The elementary district and the seventh-through-12th grade district each appear to have lost about 200 students this year, for a total of 400, bringing the estimated number of students in the K-12 system to 15,737, said Davis Hayden, the district’s director of research and technology.
Hayden said he believes that decline will bottom out soon, perhaps in a couple years.
“The entire city of Santa Barbara has had declining population, but it is supposed to have leveled out and is supposed to be climbing,” he said. “There’s still building going on.”
School officials also pointed out that the younger grades — grades K-3 — are posting slightly larger numbers.
But a local expert believes the decline will be more severe, saying the high cost of housing seems to be putting the permanent squeeze on families with kids.
Lanny Ebenstein, an economist and former school board member who has worked with the school district as a demographer, believes the current trend will continue for at least four more years.

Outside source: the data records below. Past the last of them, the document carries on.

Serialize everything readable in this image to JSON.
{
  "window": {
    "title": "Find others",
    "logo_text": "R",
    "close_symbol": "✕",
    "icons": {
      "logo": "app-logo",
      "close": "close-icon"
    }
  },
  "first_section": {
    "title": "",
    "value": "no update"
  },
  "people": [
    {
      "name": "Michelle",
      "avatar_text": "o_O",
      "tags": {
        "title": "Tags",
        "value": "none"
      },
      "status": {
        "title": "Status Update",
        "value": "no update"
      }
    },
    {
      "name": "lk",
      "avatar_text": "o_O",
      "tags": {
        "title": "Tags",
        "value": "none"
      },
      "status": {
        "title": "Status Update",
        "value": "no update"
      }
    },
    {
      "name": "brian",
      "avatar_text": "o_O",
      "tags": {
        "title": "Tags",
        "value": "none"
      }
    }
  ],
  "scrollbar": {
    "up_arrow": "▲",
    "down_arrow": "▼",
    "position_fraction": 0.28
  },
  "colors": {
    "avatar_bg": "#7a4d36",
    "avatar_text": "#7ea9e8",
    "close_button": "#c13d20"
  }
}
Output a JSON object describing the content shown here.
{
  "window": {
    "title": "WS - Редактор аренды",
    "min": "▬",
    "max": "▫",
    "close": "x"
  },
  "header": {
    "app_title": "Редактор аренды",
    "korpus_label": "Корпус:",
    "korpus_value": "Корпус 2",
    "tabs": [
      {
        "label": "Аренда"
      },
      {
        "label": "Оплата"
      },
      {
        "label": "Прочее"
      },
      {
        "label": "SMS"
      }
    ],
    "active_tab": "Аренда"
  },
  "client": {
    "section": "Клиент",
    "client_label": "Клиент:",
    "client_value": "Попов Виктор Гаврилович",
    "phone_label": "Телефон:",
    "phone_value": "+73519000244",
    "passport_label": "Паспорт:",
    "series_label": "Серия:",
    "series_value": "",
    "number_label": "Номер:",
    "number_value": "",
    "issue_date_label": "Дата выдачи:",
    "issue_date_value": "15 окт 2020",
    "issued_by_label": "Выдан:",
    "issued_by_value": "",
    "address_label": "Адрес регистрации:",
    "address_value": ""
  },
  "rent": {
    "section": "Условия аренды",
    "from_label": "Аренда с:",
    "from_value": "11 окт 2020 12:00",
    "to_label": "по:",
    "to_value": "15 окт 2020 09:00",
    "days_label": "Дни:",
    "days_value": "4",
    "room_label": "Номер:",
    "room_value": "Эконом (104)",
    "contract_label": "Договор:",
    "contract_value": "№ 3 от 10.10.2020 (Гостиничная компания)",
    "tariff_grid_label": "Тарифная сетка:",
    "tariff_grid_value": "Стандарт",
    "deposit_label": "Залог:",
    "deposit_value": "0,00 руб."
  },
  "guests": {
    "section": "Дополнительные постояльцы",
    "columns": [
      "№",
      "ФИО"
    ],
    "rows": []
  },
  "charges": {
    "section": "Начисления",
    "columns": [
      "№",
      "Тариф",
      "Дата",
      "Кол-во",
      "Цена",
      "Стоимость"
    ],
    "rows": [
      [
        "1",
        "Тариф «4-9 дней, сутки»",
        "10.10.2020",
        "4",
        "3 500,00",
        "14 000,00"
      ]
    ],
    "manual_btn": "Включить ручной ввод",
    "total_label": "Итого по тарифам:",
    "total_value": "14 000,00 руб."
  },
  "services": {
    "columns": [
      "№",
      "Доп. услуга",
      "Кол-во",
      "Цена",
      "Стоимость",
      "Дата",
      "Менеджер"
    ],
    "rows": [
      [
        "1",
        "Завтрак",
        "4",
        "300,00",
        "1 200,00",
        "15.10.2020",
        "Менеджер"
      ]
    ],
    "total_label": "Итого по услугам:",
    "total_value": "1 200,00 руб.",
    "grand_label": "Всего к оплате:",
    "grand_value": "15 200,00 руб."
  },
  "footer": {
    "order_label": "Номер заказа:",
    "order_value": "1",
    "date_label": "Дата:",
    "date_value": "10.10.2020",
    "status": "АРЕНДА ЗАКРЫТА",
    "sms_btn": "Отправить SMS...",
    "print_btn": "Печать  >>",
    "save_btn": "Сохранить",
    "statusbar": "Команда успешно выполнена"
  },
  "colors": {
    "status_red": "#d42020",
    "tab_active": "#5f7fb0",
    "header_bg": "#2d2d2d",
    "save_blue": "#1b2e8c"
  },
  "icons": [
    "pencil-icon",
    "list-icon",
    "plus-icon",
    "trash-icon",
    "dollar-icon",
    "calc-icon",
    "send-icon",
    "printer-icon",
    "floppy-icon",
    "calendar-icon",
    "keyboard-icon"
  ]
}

“There’s increased migration of families from Santa Barbara as a result of the high cost of housing, since so many retired people are moving here from all over the world,” he said. “It seems to me high property values are here to stay in Santa Barbara.”
Ebenstein, who stopped projecting enrollment for the district in an official capacity a couple years ago, said he had actually expected a slightly smaller drop this year. But he expects to see some sizable losses in the years to come. He believes the elementary district will lose up to 800 students over the next four years, and the secondary district will lose up to 1,500 students over the next five.
According to those projections, by 2012-13 Santa Barbara’s K-12 school system will enroll about 13,400 students.
The student exodus translates into financial loss for the public school system. Like most school districts, Santa Barbara receives roughly $5,500 a year per student from the state. So losing 400 students means losing about $2.2 million. The K-12 system works with a budget of about $100 million.
However, in areas that generate big bucks in property taxes, like Santa Barbara, at a certain point the loss of students becomes financially beneficial. The phenomenon is known as Basic Aid, and it affects about 5 percent of the school districts statewide.
Hayden said he does not know how low the enrollment must fall to trigger Basic Aid.
“It will not happen in the next several years,” he said. “It probably will happen in the next 10.”
Hayden qualified the enrollment numbers by saying they come with a margin of error of about 10 percent, and that a more precise figure will be ready this winter.
Because the Santa Barbara elementary district fits neatly into the city limits, its enrollment numbers seem to provide a demographic snapshot of the city. In short, Santa Barbara seems to be home to fewer children than a few years ago. Since 2002-03, enrollment in public elementary schools has sunk from about 6,100 to about 5,500. (Hayden said enrollment in local private schools has not increased.)
The Santa Barbara secondary district is much larger because it serves junior high and high school students from Goleta to Montecito. Both districts are managed by the same elected five-member school board.
The drop in the secondary district over that time has been less severe, from 10,400 to approximately 10,200.
The districts’ contrasting enrollment trends have much to do with local birth rates. Officials say a local baby boom seems to be working its way through the high school district, meaning that the enrollment decline that has long dogged the elementary district will affect the secondary district for some time to come.
Meanwhile, the current total number of students is by no means a record low. In 1993-94, the K-12 population was at 13,500. Over the years the number gradually rose, until it hit a peak in 2003-04, at 16,600.